Chhappan Bhog: 56 food offering
The vast range of delicacy that is offered in the Puri temple to Lord Jagannath and to Sri Krishna in Mathura is called Chhapaan Bhog. These both events take place on the day of Goverdhan Puja celebrated the next day of Diwali. Chhappan Bhog means 56 foods offering, the dishes included in this Prasada change from region to region, but the number of dishes remains the same. The dishes that are prepared have their own tale to tell from its origin to its place in Chhappan bhog.
The cuisine is the speciality of a region which finds its flavour into the daily life. To promote the cuisine of India, India Post has issued a commemorative stamp depicted Chappan Bhog in the above-shown image in 2017. It is one of the finest examples of Indian cuisine on stamps.
Sandesh has been called the emblem of Bengaliness according to food historian Taylor Sen. It is a power packed the punch of taste and reflects the rise of the Bengali renaissance with the European influence. Traditional Sandesh is made for Chenna, an extract from curdled milk. To celebrate some of the traditional cuisines of India, India Post issued a commemorative stamp in 2017. In the above-shown image, this stamp is featured, it is the part of the Bhog Prasad miniature sheet.

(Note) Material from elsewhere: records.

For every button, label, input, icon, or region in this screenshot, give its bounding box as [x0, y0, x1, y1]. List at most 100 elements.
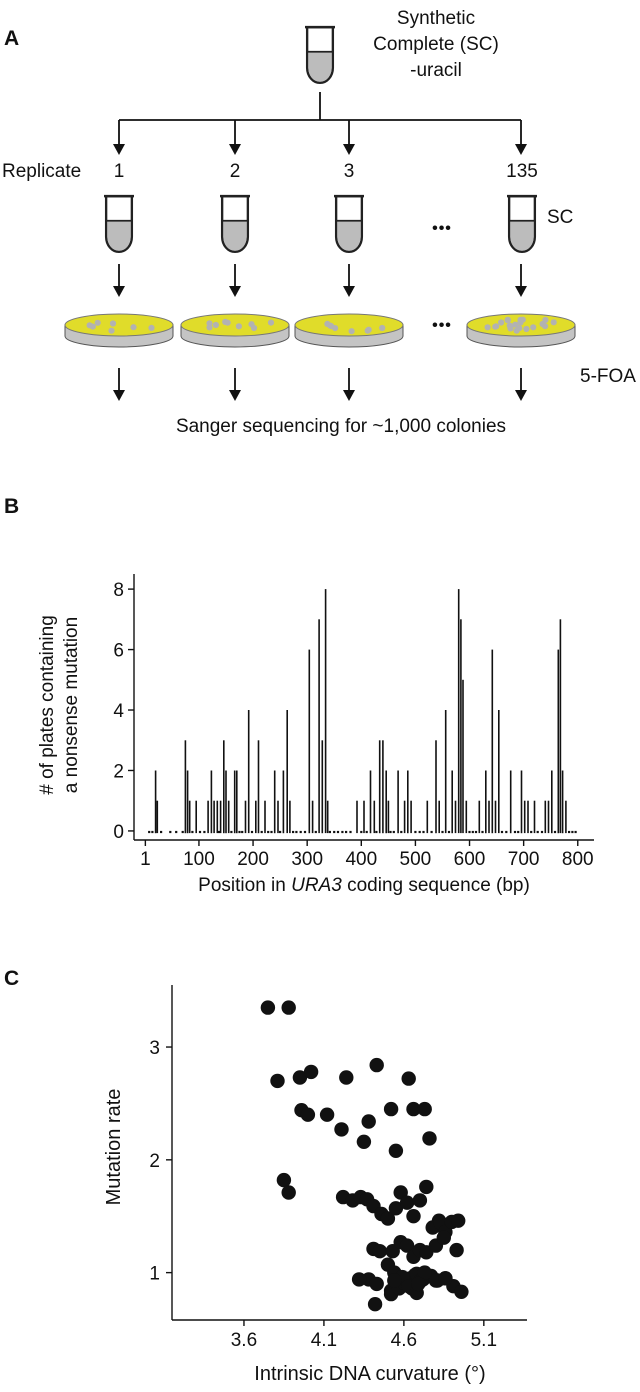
mutation-bar: [225, 770, 227, 834]
mutation-bar: [571, 830, 574, 834]
replicate-tube-135: [507, 194, 537, 254]
chart-b-xlabel-gene: URA3: [291, 875, 342, 896]
mutation-bar: [223, 740, 225, 834]
mutation-bar: [217, 830, 221, 834]
chart-b-ytick-label: 2: [113, 761, 124, 782]
chart-c-ytick-label: 3: [149, 1038, 160, 1059]
colony: [512, 321, 519, 328]
mutation-bar: [241, 830, 244, 834]
mutation-bar: [326, 800, 329, 834]
scatter-point: [339, 1070, 354, 1085]
source-label-line2: Complete (SC): [373, 34, 499, 55]
mutation-bar: [244, 800, 247, 834]
mutation-bar: [191, 830, 194, 834]
agar-plate: [466, 313, 576, 348]
chart-b-xtick-label: 700: [508, 849, 540, 870]
mutation-bar: [286, 710, 288, 834]
mutation-bar: [154, 770, 157, 834]
replicate-number-135: 135: [506, 161, 538, 182]
scatter-point: [369, 1276, 384, 1292]
scatter-point: [387, 1273, 402, 1288]
distribution-arrowheads: [113, 144, 527, 155]
sc-medium-label: SC: [547, 207, 573, 228]
scatter-point: [412, 1193, 428, 1208]
scatter-point: [436, 1230, 451, 1245]
chart-b-xtick-label: 500: [400, 849, 432, 870]
mutation-bar: [227, 800, 230, 834]
mutation-bar: [238, 830, 241, 834]
mutation-bar: [203, 830, 206, 834]
mutation-bar: [188, 800, 191, 834]
replicate-prefix: Replicate: [2, 161, 81, 182]
mutation-bar: [520, 770, 523, 834]
mutation-bar: [447, 830, 451, 834]
mutation-bar: [324, 589, 327, 834]
mutation-bar: [250, 830, 254, 834]
mutation-bar: [333, 830, 336, 834]
nonsense-mutation-chart: 0 2 4 6 8 1 100 200 300 400 500 600 700 800 # of plat…: [37, 574, 594, 896]
colony: [365, 326, 372, 333]
mutation-bar: [418, 830, 421, 834]
mutation-bar: [233, 770, 236, 834]
chart-c-ytick-label: 2: [149, 1151, 160, 1172]
colony: [332, 325, 339, 332]
agar-plate: [64, 313, 174, 348]
mutation-bar: [536, 830, 539, 834]
mutation-bar: [553, 830, 557, 834]
mutation-bar: [460, 619, 462, 834]
replicate-number-3: 3: [344, 161, 355, 182]
colony: [212, 321, 219, 329]
chart-b-xtick-label: 300: [291, 849, 323, 870]
colony: [550, 319, 557, 326]
mutation-bar: [375, 830, 378, 834]
plate-agar: [294, 313, 404, 337]
colony: [542, 316, 549, 324]
mutation-bar: [544, 800, 547, 834]
scatter-point: [422, 1131, 437, 1146]
chart-b-xlabel-prefix: Position in: [198, 875, 291, 896]
mutation-bar: [400, 830, 403, 834]
scatter-point: [300, 1107, 316, 1122]
scatter-point: [369, 1057, 384, 1073]
mutation-bar: [255, 800, 257, 834]
chart-b-ylabel-line1: # of plates containing: [37, 615, 58, 795]
chart-b-xlabel: Position in URA3 coding sequence (bp): [198, 875, 530, 896]
mutation-bar: [236, 770, 238, 834]
scatter-point: [372, 1244, 388, 1259]
scatter-point: [383, 1101, 399, 1117]
mutation-bar: [481, 830, 484, 834]
chart-c-ylabel: Mutation rate: [103, 1089, 125, 1206]
mutation-bar: [369, 770, 372, 834]
mutation-bar: [451, 770, 453, 834]
colony: [348, 328, 355, 335]
mutation-bar: [363, 800, 365, 834]
mutation-bar: [561, 770, 564, 834]
scatter-point: [281, 1185, 296, 1200]
panel-b-letter: B: [4, 495, 19, 518]
colony: [498, 319, 505, 326]
mutation-bar: [175, 830, 178, 834]
plate-agar: [64, 313, 174, 337]
mutation-bar: [574, 830, 577, 834]
mutation-bar: [260, 830, 263, 834]
scatter-point: [454, 1284, 469, 1300]
scatter-point: [334, 1122, 349, 1137]
colony: [248, 321, 255, 328]
mutation-bar: [407, 770, 409, 834]
mutation-bar: [530, 830, 533, 834]
colony: [484, 324, 491, 331]
chart-b-xtick-label: 800: [562, 849, 594, 870]
mutation-bar: [264, 800, 266, 834]
mutation-bar: [494, 800, 497, 834]
mutation-bar: [392, 830, 395, 834]
mutation-bar: [289, 800, 291, 834]
mutation-bar: [435, 740, 437, 834]
mutation-bar: [462, 679, 464, 834]
distribution-lines: [118, 92, 522, 152]
mutation-bar: [198, 830, 202, 834]
colony: [493, 323, 500, 330]
chart-b-bars: [148, 589, 577, 834]
replicate-number-2: 2: [230, 161, 241, 182]
mutation-bar: [299, 830, 302, 834]
scatter-point: [356, 1134, 372, 1150]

In modern India, one can find many types of fission and fusion is Indian cuisine which is influenced by the continental and other Asian cuisines. The influence of the European traditional food has also influenced the various parts of Indian cuisine. All this influence is very authentically Indianized to the Indian standards of taste. India since the time immemorial had a rich collection of spices which not only flourished its trade but enhance the food traditions. Every dish that came to this land was accepted and transformed according to the different needs and taste of the regions. In all the states of India, one can find the same dish, but the preparation method is different so the taste is different. One can take the example of biryani, every state makes this dish in its own unique ways. Indian cuisine on stamps is a way is the mirror of the diver culture of India and one can accurately the different phases of Indian tradition through its food culture through these stamps.